Lebanese students anticipate future human needs for Beirut Design Week exhibition
A receptacle for gifting your best DNA, a tech-disabling glove for punishing cybercriminals and a device that harvests edible fungus from your own body are among the concepts presented by students of five Lebanese universities for the Speculative Needs exhibition.
The exhibition is on as part of Beirut Design Week (BDW), which each year focuses on an area of design that has not been much explored in the local industry.
This year that focus is on speculative and critical design, and a key initiative of festival organisers from the Middle East and North Africa Design Research Center (MENA DRC) involved engaging students of five Beirut-based universities with those ideas.
Noting that not a single Lebanese university currently offers classes or lectures on the subject, the organisers ran a series of workshops on speculative and critical design. These asked the students to imagine products that humans might need in the future, based on their observations about technology, society and the environment today.
"We use Beirut Design Week as an opportunity to explore new forms of design that might not have been introduced to designers in the country, and we do that through talks, exhibitions, workshops and the annual conference," BDW creative director Doreen Toutikian told Dezeen.
"This year we aim to create awareness about critical and speculative design, which looks at design as a tool to question the discipline itself beyond the market-oriented norms."
The students responded to themes like digital social rituals, cyberprisons and cybercrime, technospiritualism, and recreating nostalgia.
Driven by budget constraints, the workshop organisers sourced project materials from dollar stores, which is why the works share a colourful, toy-like aesthetic.
MENA DRC is a non-profit organisation, while several of the five universities involved – the Lebanese International University, the Lebanese University, the Lebanese American University, the Académie Libanaise des Beaux-Arts and the American University of Science and Technology – are public institutions with limited access to prototyping tools.
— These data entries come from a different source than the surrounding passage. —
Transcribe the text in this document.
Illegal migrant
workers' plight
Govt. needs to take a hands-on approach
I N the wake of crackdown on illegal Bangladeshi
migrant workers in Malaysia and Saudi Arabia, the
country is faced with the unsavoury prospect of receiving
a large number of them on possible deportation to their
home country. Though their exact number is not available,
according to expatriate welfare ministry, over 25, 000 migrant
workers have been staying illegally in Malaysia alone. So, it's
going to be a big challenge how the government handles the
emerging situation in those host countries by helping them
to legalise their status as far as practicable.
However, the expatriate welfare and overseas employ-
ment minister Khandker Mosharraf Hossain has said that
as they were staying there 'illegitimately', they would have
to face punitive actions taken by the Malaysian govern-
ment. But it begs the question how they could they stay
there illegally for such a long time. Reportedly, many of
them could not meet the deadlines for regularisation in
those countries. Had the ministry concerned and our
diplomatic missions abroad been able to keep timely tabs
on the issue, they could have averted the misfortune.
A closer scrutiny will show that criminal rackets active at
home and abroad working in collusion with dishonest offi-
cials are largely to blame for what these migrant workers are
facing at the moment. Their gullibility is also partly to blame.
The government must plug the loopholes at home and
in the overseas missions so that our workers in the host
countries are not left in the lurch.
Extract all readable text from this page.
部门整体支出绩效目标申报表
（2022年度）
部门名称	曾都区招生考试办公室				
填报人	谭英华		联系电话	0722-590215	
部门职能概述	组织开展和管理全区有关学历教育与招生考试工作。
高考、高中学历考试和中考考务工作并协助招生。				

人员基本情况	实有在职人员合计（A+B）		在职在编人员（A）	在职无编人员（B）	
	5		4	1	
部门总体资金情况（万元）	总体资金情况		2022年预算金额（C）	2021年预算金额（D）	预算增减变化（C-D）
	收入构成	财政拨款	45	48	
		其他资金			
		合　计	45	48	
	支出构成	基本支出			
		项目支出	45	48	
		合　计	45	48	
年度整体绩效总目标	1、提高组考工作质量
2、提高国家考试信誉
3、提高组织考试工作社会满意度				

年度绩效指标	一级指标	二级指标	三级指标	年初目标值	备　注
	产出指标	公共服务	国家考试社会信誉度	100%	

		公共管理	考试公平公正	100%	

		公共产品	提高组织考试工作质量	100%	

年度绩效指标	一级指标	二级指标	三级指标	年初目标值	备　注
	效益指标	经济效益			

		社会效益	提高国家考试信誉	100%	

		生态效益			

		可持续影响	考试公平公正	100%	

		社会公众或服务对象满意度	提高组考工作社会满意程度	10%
"The universities were not equipped with facilities that allow them to 3D print, laser cut, work with metal or plastic in order to create objects," Speculative Needs curator Tatiana Toutikian told Dezeen. "So we had to find a way in order to get interesting materials to them cheaply. We scouted the dollar stores in the city, looking for objects that can be broken apart and reused."
The curator said that while the choice of materials may have come about from constraints, there were surprising benefits to using them.
"These dollar store items look cheap on the shelf and are inexpensive, but remarkably each one carries an element of future in them," she said. "Circles with dials, orange bifurcated shapes, this aesthetic was dominating on the racks of these trinket places."
"Also, most of the objects were created in China, and the mass production meant that they had the same moulds, so most parts seemed to seamlessly fit together, which was a big plus for the project."
More than 100 students took part in the workshops, producing over 40 projects. A selection of these are on display at the KED exhibition space in Karantina until 26 May for Beirut Design Week.
A number of the projects envisage future food scarcity. SuperRoach is a small home laboratory for genetically modifying and training cockroaches to scavenge food, while Eat Yourself is a kit for harvesting edible fungus from your own body.
The ability to access and manipulate our own DNA is another recurring theme, with DNA Weddings offering a vessel for gifting your best genes to newlyweds to use on their future offspring. The Rejuvenation Gun is a foetus incubator that harvests stem cells and infuses them directly into your withering body, while the Eye Kit would allow users to introduce altered genes into their bodies via their eyeballs.
Responding to new problems created by technology is Cyberprison, a wearable device designed to punish criminals by blocking their access to electronics, and Confused Predictions, another wearable that attempts to add some surprises to your algorithmically generated playlist by adding data from other people around you.
Other objects address relationship challenges, like Sensual Robots, a set of sex toys that focus on sensual touch rather than instant gratification, and Hormone Martini, a cocktail-making kit that builds empathy between people by letting them mix their hormones into drinks.
Tatiana Toutikian said the workshops had made students think critically about the products they would one day be pushing into the world, and to discover another side of design – one that can be used to point out problems in society.
"Students were taught to think less as consumers, and to question the underlying practice," she said. "They looked at a side of design that is not addressed because the industry cannot cash in on it."
"Death, suicide by electronics, black markets, bullying over social media are things that never appear in Apple Ads or Amazon Now products."
Beirut Design Week is on in the Lebanese capital from 19 to 26 May. This is the event's sixth consecutive year.